Doskozil selbst meinte in einer Pressekonferenz am Montag, dass er gehört habe, dass 24 Stunden vor Schließung der Bank "fünf bis zehn Millionen Euro" transferiert worden seien. Von wem diese Information stammt, wollte der burgenländische Landeschef aber unter Hinweis auf den Quellenschutz nicht sagen.

Ulram pocht zudem auf die Verantwortung der Finanzlandesräte der SPÖ. Das Land ist Revisionsbehörde der Kreditgenossenschaft, die zu 79,01 Prozent Eigentümerin der Commerzialbank ist. Die Prüfaufträge erteilten die jeweiligen Finanzlandesräte an die Wirtschaftsprüfer der TPA. "Bis heute gibt es zu den Prüfberichten keine Aussage der SPÖ", moniert Ulram. Die ÖVP stellte bereits am Montag einen Untersuchungsausschuss in den Raum.

SPÖ: "ÖVP-Netzwerk"

Kurz bevor die ÖVP am Dienstag ihre Pressekonferenz abhielt, ging die SPÖ in die Offensive und schoß sich auf ein "ÖVP-Netzwerk" ein. SPÖ-Landesgeschäftsführer Roland Fürst formulierte am Dienstag mehrere Fragen in Richtung Volkspartei und forderte Landesparteiobmann Christian Sagartz, der auch Bezirksparteichef der ÖVP in Mattersburg ist, zum Rücktritt auf.

Seit kurzem wisse man, dass es bereits in den 1990er-Jahren "Machenschaften und Malversationen vom Herrn (Martin, Anm.) Pucher gegeben hat - damals noch als Geschäftsstellenleiter einer kleineren Bank der Raiffeisenbank", so Fürst. Als Raiffeisen die Bank habe prüfen wollen, sei den Revisoren "der Prüfungszutritt verwehrt" worden.

Was wussten die Aufsichtsräte?

Damals habe man Pucher absetzen wollen. Dagegen ausgesprochen habe sich "mit größter Vehemenz" ein damaliger ÖVP-Funktionär, der jetzt noch nach wie vor als Vorsitzender des Aufsichtsrates fungiere. "Offensichtlich hat es damals schon dieses ÖVP-Netzwerk gegeben, das den Martin Pucher und seine Machenschaften auch geschützt hat. Hätte man damals schon adäquat reagiert, hätten wir uns vielleicht viel Leid ersparen können", meinte Fürst.

Momentan gehe man Medienberichten zufolge von einem Schaden von rund 690 Millionen Euro aus. Die Frage sei: "Wie kommt es soweit?" Im Aufsichtsrat der Commerzialbank - dem obersten Kontrollgremium - säßen "vorwiegend ÖVP-Funktionäre". Der Co-Vorsitzende sei "ein hochrangiger ÖVP-Wirtschaftsbund-Funktionär". In dem Gremium säßen ferner ehemalige oder aktuelle ÖVP-Gemeinderäte aus dem Bezirk Mattersburg.
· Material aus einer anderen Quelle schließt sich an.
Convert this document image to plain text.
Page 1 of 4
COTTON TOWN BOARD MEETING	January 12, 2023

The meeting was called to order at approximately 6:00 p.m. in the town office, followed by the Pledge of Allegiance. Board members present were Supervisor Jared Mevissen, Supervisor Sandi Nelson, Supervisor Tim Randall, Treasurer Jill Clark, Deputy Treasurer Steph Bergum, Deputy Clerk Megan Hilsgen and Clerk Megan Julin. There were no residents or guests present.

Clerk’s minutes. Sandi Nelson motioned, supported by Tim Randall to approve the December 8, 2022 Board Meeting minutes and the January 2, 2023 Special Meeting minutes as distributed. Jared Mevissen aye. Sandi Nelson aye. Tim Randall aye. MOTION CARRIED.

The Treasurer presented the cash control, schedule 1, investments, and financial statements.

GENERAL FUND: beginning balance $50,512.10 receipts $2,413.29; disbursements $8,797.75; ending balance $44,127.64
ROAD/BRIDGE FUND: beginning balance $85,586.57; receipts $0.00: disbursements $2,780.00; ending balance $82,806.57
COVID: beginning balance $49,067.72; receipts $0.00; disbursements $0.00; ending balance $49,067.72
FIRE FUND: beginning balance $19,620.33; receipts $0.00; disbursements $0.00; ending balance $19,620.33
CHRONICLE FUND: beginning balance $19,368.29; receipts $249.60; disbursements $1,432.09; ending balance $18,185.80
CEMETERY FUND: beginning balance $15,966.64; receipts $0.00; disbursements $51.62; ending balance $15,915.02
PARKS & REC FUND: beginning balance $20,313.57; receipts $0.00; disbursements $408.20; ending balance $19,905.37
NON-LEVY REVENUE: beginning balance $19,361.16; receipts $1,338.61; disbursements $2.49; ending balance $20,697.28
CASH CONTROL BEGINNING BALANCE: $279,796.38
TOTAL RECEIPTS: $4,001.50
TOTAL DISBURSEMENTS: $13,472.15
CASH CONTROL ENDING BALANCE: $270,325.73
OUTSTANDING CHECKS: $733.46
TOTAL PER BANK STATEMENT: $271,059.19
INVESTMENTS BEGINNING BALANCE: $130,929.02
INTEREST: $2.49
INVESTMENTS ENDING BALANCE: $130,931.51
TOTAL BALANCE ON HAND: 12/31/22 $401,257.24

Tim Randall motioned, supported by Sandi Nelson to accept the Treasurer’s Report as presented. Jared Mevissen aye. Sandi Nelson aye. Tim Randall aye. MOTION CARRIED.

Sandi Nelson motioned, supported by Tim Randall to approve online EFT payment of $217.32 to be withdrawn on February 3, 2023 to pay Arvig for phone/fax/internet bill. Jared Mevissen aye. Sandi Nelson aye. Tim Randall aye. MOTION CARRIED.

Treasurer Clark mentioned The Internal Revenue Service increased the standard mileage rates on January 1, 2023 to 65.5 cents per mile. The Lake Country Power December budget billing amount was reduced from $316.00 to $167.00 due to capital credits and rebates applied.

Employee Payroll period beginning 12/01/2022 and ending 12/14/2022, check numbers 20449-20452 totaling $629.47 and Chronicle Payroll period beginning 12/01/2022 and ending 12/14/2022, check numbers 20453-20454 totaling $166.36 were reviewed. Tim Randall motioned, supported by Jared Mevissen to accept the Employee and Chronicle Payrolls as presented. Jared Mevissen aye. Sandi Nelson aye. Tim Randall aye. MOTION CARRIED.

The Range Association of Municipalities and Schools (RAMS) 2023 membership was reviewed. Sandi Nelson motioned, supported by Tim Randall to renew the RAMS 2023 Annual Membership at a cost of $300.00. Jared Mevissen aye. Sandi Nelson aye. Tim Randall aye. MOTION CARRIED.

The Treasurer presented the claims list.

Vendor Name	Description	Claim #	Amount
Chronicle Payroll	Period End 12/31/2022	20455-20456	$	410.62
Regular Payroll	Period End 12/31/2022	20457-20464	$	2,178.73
Dazu Ulram: "Die ÖVP hat keinen einzigen Aufsichtsrat entsandt." Den Aufsichtsräten ÖVP-Nähe zu unterstellen, sei weit hergeholt. Persönlich kenne er den Vorsitzenden des Aufsichtsrates nicht. Anmerkung: Es handelt sich um Josef Giefing, der von 1998 bis 2000 ÖVP-Bürgermeister von Krensdorf war.